Although Skibinski has said that she has had a positive experience working in male-dominated professional organizations, her reluctance to pursue senior management may speak of a larger issue regarding women in C- positions. Following.
According to a 2019 study by the United States Bureau of Labor Statistics, women make up only 15.7% of all people employed in mining, quarrying, and oil and gas extraction in the United States. . The number is even darker when it comes to construction. Only 10.3 percent of those employed in the construction industry are women. Nationally, women make up 21 percent of C-Suite level executives in all occupations.
âI think sometimes in commerce industries there’s a subtle undercurrent that can favor men over women, but I think that’s changing, and Alaska is in the front. -keep of that, âLeonard said.
A testament to the diversity in hiring, many of Alaska’s major business industry groups are led by women. Besides Capozzi, Hall, Leonard, Siira, and Skibinski, the Alaska Oil and Gas Association is led by Kara Moriarty and the Alaska Support Industry Alliance by Rebecca Logan.
âI feel like Alaska is a pretty progressive state, and I’ve been fortunate to have amazing role models since I stepped into this arena,â Capozzi said.
One of those mentors is the Alaska Oil and Gas Association’s longtime president and CEO, Moriarty, whose organization has postponed its annual event from September 2 to January 12, 2022.
âKara took me under her wing and showed me the ropes, and I’d say she’s the ultimate promoter of businesswomen,â according to Capozzi. “I know she has mentored a lot of us and taught us to bend over and be perfectly comfortable sitting at the table.”

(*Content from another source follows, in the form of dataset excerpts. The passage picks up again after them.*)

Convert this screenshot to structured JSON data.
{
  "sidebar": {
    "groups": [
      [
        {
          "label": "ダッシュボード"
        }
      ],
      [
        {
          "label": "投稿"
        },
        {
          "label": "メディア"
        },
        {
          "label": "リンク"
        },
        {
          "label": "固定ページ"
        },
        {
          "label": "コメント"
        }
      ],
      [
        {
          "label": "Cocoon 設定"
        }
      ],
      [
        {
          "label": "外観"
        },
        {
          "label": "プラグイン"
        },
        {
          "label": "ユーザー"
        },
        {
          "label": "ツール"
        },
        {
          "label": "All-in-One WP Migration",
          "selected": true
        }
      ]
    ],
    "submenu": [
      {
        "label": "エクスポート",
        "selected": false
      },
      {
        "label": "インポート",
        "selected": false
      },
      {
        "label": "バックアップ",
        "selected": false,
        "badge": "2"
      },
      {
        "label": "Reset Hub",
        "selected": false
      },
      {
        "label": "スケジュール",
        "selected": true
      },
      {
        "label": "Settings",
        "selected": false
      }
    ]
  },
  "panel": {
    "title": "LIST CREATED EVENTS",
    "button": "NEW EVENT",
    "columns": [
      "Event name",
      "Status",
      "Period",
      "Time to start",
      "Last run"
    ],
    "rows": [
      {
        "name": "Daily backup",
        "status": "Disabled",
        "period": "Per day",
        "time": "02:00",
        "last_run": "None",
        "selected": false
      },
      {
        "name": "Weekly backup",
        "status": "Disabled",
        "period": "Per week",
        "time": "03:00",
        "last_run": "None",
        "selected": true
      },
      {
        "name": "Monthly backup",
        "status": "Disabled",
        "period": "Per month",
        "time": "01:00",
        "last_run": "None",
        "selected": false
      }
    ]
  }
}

A fellow of the Athena Society and an Alaska Journal of Commerce Top Forty Under 40 recipient (just like Skibinski and Siira), Moriarty has been a role model for many and has inspired a sense of collective achievement among her female counterparts. She has led AOGA since 2012 after succeeding Skibinski’s mother, Marilyn Crockett, as President and CEO.
âAs industry leaders, we are all close and cheerleaders to each other because professionally we have grown together,â said Siira. âI think being close like that has been such an asset. But I think it’s also very important to say that we are just a few of the powerful women leaders in Alaska. There are many more out there.
Now looking to the future, Siira, Hall, Capozzi, Leonard and Skibinski are ready to mentor the next generation.
âWe all need this person to help us understand that we can do whatever we think about it. We need that person to come out of our shell and remind us not to be shy, to know our stuff and to open our mouths because we have something to say, Skibinski said. âI was fortunate to have a mentor like Carol Fraser (Regional Director of Sales and Marketing at Aspen Hotels of Alaska), and I hope I can do it for someone else.
O’Hara Shipe is an Anchorage-based freelance writer and photographer. She can be reached at [emailÂ protected].